Nino Machaidze: Arias & Scenes

Preview of future roles from the coloratura soprano

Author: 
David Patrick Stearns
Nino Machaidze: Arias & ScenesNino Machaidze: Arias & Scenes

Nino Machaidze: Arias & Scenes

  • (La) traviata, ~, È strano! È strano!
  • (La) traviata, ~, Ah, fors'è lui
  • (La) traviata, ~, Follie! Sempre libera
  • (La) traviata, ~, Teneste la promessa
  • (La) traviata, ~, Addio del passato
  • Hamlet, Mais quelle est cette belle
  • Hamlet, A vos jeux, permettez-moi de grâce (Mad Scene)
  • (Les) Pêcheurs de Perles, '(The) Pearl Fishers', ~, Ma voilà seule dans la nuit
  • Thaïs, ~, Ah! je suis seule
  • Thaïs, ~, Dis-moi que je suis belle
  • Manon, ~, N'est-ce plus ma main
  • Menuets, ~, Toi! Vous!
  • (La) Bohème, 'Bohemian Life', ~, Quando men vò soletta (Musetta's Waltz Song)
  • Gianni Schicchi, O mio babbino caro

A star presence and an increasingly brilliant vocalist, Nino Machaidze has still some distance to go before she is a fully realised operatic artist. The voice accommodates a range of expression that encompasses the cynicism of Violetta’s Act 1 scene in La traviata and the naivety in ‘O mio babbino caro’ from Gianni Schicchi. Her vocal accuracy is considerably more assured than in her first arias disc (2011) – itself a step above the 2008 live DVD of Roméo et Juliette that brought her to international attention.

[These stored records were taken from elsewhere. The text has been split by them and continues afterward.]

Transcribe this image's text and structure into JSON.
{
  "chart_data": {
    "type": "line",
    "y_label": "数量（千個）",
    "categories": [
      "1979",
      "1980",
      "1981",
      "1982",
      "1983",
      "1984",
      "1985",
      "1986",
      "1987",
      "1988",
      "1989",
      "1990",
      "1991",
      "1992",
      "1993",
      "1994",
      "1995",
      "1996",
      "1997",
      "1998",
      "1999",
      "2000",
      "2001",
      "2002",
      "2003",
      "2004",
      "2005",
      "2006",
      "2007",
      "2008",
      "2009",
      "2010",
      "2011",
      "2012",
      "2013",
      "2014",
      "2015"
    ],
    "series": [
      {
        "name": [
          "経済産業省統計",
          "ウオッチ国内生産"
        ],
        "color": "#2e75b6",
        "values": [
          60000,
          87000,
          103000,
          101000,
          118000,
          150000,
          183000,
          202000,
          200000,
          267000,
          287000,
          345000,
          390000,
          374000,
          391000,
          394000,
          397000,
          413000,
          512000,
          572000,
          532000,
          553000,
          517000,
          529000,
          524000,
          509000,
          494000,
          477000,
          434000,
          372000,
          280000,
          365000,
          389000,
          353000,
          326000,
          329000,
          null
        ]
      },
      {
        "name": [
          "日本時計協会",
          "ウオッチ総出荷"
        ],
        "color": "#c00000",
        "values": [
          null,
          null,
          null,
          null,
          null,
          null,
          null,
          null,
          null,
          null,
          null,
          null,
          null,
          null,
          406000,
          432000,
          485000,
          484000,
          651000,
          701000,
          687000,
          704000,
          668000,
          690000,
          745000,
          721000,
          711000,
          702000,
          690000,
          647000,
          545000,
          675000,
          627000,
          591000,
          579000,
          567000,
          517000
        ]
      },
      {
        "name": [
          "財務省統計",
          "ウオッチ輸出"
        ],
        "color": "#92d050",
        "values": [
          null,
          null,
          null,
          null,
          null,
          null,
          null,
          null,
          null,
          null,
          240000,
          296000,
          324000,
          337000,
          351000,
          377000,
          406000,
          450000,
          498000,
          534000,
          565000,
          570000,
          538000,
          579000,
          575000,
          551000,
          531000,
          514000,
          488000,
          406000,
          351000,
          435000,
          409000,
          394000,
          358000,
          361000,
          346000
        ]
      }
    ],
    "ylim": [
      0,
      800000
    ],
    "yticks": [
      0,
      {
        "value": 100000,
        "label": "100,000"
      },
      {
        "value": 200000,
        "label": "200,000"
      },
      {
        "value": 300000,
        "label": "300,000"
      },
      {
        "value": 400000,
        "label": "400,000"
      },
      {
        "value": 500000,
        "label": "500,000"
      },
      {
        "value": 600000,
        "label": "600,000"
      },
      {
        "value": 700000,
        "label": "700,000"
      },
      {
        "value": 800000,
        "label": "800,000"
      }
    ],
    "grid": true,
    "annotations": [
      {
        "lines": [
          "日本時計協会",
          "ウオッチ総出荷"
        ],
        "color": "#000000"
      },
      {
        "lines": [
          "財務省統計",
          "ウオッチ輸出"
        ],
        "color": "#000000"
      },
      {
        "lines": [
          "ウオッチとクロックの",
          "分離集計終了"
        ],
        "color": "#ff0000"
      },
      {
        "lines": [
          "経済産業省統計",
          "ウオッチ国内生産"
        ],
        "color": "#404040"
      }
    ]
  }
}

However, her diction – good in her lower range but sometimes non-existent in upper reaches – is just one manifestation of some inverted priorities. Technique rules her singing; dramatic concept is revealed only in intermittent flashes. She has certain ways of hitting notes – and does so remarkably – but it’s always her way, as opposed to the character’s way.

Such priorities are less noticeable in La traviata when the notes comprise such a detailed psychological blueprint of the character. With lesser composers such as the Massenet of Thaïs and Ambroise Thomas’s Hamlet, lack of strong dramatic concept makes the music seem like a succession of theatrical effects. Given the steely personality Machaidze projects, Ophelia hardly sounds mad, just a tad scattered. Machaidze’s vocal default is stentorian – the part of her voice that wears out its welcome in this 60-minute disc by the time she reaches the breezier repertoire such as Musetta’s ‘Quando m’en vò’ from La bohème. Daniele Gatti conducts attentively but without his stamp of artistry.

In the booklet-notes, Machaidze admits that many of these roles are new to her – a questionable tactic considering the benefits of stage seasoning. It’s also possible that she won’t completely come into her own until she gives up high-note repertoire. Might her future lie in the lyrical Wagner roles?